The implementation of ISOMAP found in ManifoldLearning.jl is unusual for manifold learning algorithms because we can transform out of sample data into an existing model.

M = fit(Isomap, (vcat(train_encoded...) |> f64)')
Isomap{BruteForce}(indim = 100, outdim = 2, neighbors = 12)
Y = ManifoldLearning.transform(M)
2×1749 Matrix{Float64}:
 35.7851    -186.37      206.575     …  -60.2106    -72.1667     -37.1274
 -0.134194     0.145393    0.175012      -0.123771   -0.0541171   -0.130726
Plots.scatter(T[1,:],T[2,:];label="", title="2D manifold of encoded space by ISOMAP")

# Grab some data form the encoded test set
e = rand(test_encoded)' |> f64;
# Transform the out-of-sample test data into the existing ISOMAP model
@time new_data = predict(M,e);
  0.048351 seconds (15.30 k allocations: 25.509 MiB, 66.18% gc time)
# Overlay the new data onto the existing 2D model
Plots.scatter!([new_data[1]], [new_data[2]], label="new data")
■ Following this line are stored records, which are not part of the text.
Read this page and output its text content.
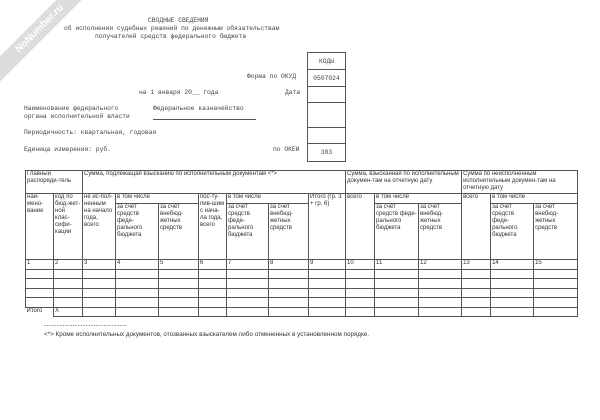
NoNumber.ru	СВОДНЫЕ СВЕДЕНИЯ
об исполнении судебных решений по денежным обязательствам
получателей средств федерального бюджета
КОДЫ
0507024
383
Форма по ОКУД
на 1 января 20__ года	Дата
Наименование федерального
органа исполнительной власти
Федеральное казначейство
Периодичность: квартальная, годовая
Единица измерения: руб.	по ОКЕИ
Главный распоряди-тель		Сумма, подлежащая взысканию по исполнительным документам <*>							Сумма, взысканная по исполнительным докумен-там на отчетную дату			Сумма по неисполненным исполнительным докумен-там на отчетную дату		
наи-мено-вание	код по бюд-жет-ной клас-сифи-кации	не ис-пол-ненным на начало года, всего	в том числе		пос-ту-пив-шим с нача-ла года, всего	в том числе		Итого (гр. 3 + гр. 6)	всего	в том числе		всего	в том числе	
			за счет средств феде-рального бюджета	за счет внебюд-жетных средств		за счет средств феде-рального бюджета	за счет внебюд-жетных средств			за счет средств феде-рального бюджета	за счет внебюд-жетных средств		за счет средств феде-рального бюджета	за счет внебюд-жетных средств
1	2	3	4	5	6	7	8	9	10	11	12	13	14	15

Итого	X													
--------------------------------
<*> Кроме исполнительных документов, отозванных взыскателем либо отмененных в установленном порядке.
I’m interested in reducing to more than 2 dimensions so lets try with 7 in line with the PCA example above

M7 = fit(Isomap, (vcat(train_encoded...) |> f64)';maxoutdim=7)
Isomap{BruteForce}(indim = 100, outdim = 7, neighbors = 12)
isomap = Matrix{Float32}[]
encoded = Matrix{Float32}[]

start_index = 101

d = hcat(data[start_index],data[start_index+window_size], data[start_index+(window_size*2)], data[start_index+(window_size*3)])
for i  0:239
    t = data[start_index + i]
    encoded_t = new_model[1](Flux.unsqueeze(t',3)) |> f64
    push!(encoded, encoded_t)
    push!(isomap,predict(M7, encoded_t))
end
create_gif_of_data_latent_space_and_reduced(d, encoded,components, "ISOMAP representation")
┌ Info: Saved animation to 
│   fn = /notebooks/anim_fps30.gif
└ @ Plots /opt/julia/packages/Plots/LI4FE/src/animation.jl:114

UMAP

# use UMAP to do additional encoding on the latent space
# unfortunatly there is no easy way to do out-of-sample transformation

res_jl = umap(vcat(train_encoded...); n_neighbors=5, min_dist=0.001, n_epochs=100)
Plots.scatter(res_jl[1,:], res_jl[2,:], title="UAMP encoding", marker=(2, 2, :auto), label="")

Interesting to see some clusters emerge in the 2D representation. Could this be used for behaviour classification? Without out-of-sample data prediction, it’s not going to be useful in the context I want to use it.